The new system will be aligned with UEFA’s squad cost ratio rules. Clubs will be limited to how much of their revenue they can spend on transfers and wages, with that limit possibly being as high as 85 per cent.
However, these new regulations will not affect the ongoing cases regarding Everton, Nottingham Forest and Manchester City, who will all continue to be judged on existing financial models.
A Premier League statement on Monday read: “At a Premier League Shareholders’ meeting, clubs agreed to prioritise the swift development and implementation of a new League-wide financial system.
“This will provide certainty for clubs in relation to their future financial plans and will ensure the Premier League is able to retain its existing world-leading investment to all levels of the game.
“Alongside this, Premier League clubs also re-confirmed their commitment to securing a sustainably-funded financial agreement with the EFL, subject to the new financial system being formally approved by clubs.
“The League and clubs also reaffirmed their ongoing and longstanding commitment to the wider game which includes £1.6 billion distributed to all levels of football across the current three-year cycle.
“The Premier League’s significant funding contributions cover all EFL clubs and National League clubs, as well as women and girls’ football, and the grassroots of the game.”
Last month, Everton had their 10-point deduction for breaching the Premier League’s profitability and sustainability Rules (PSR) reduced to six following their appeal hearing.
Everton were sanctioned by an independent commission on November 17 after being found to have exceeded permitted losses by £19.5m over an assessment period ending with the 2021-22 season.
The club appealed the decision with the hearing taking place over three days, which concluded at the start of February.
However, Everton are facing another possible points deduction after they were charged in January with breaching the rules for a second time, along with Nottingham Forest.
Forest should know what punishment they will face by April 15, but could appeal against that decision.
In January, Premier League chief executive Richard Masters said a date has been set for Manchester City’s hearing over 115 alleged breaches of the league’s financial rules, but did not reveal when.
PSR explained: What limits clubs spending more?
In the simplest terms, when every Premier League team tots up their annual accounts, they can have made a loss no greater than £105m across the previous three seasons.

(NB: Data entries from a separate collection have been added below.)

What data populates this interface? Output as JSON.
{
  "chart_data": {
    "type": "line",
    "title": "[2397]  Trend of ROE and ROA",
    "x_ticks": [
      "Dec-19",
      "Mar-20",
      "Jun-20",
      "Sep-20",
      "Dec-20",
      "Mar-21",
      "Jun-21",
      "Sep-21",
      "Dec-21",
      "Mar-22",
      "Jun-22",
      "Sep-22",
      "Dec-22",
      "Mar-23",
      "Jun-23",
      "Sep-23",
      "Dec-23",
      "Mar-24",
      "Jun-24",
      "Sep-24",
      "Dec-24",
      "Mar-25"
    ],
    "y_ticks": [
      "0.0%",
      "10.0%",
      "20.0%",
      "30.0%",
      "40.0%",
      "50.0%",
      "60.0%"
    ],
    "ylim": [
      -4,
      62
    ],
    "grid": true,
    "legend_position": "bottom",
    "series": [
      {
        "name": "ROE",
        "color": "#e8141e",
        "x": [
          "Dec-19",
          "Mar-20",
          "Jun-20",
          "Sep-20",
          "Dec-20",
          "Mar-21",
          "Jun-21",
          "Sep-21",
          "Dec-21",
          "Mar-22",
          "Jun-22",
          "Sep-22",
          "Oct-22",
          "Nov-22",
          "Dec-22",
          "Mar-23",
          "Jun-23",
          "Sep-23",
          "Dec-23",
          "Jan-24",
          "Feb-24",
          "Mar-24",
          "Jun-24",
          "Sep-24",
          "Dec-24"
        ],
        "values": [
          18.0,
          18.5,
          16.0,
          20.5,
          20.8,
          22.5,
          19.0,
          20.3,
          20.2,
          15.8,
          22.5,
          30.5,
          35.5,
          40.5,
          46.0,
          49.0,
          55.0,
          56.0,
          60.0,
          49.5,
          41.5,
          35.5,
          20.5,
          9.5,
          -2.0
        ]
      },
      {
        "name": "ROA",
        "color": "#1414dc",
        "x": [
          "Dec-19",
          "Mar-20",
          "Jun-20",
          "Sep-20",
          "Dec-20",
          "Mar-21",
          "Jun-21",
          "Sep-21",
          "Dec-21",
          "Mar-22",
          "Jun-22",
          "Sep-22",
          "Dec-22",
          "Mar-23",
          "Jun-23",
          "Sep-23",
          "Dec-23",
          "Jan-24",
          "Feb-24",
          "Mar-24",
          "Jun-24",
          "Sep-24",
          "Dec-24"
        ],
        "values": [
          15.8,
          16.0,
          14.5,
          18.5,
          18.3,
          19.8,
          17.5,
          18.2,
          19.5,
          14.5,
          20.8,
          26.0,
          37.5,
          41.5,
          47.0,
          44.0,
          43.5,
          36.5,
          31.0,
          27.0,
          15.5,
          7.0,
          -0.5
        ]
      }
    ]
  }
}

Clubs can only lose £15m of their own money across those three years. So that’s no more than £15m extra on outgoings like transfer fees, player wages and, in a lot of clubs’ cases, paying off former managers compared to their income from TV payments, season tickets, selling players and so on.
The other £90m of any £105m must be guaranteed by their owners buying up shares, known as ‘secure funding’, and essentially means bankrolling the club.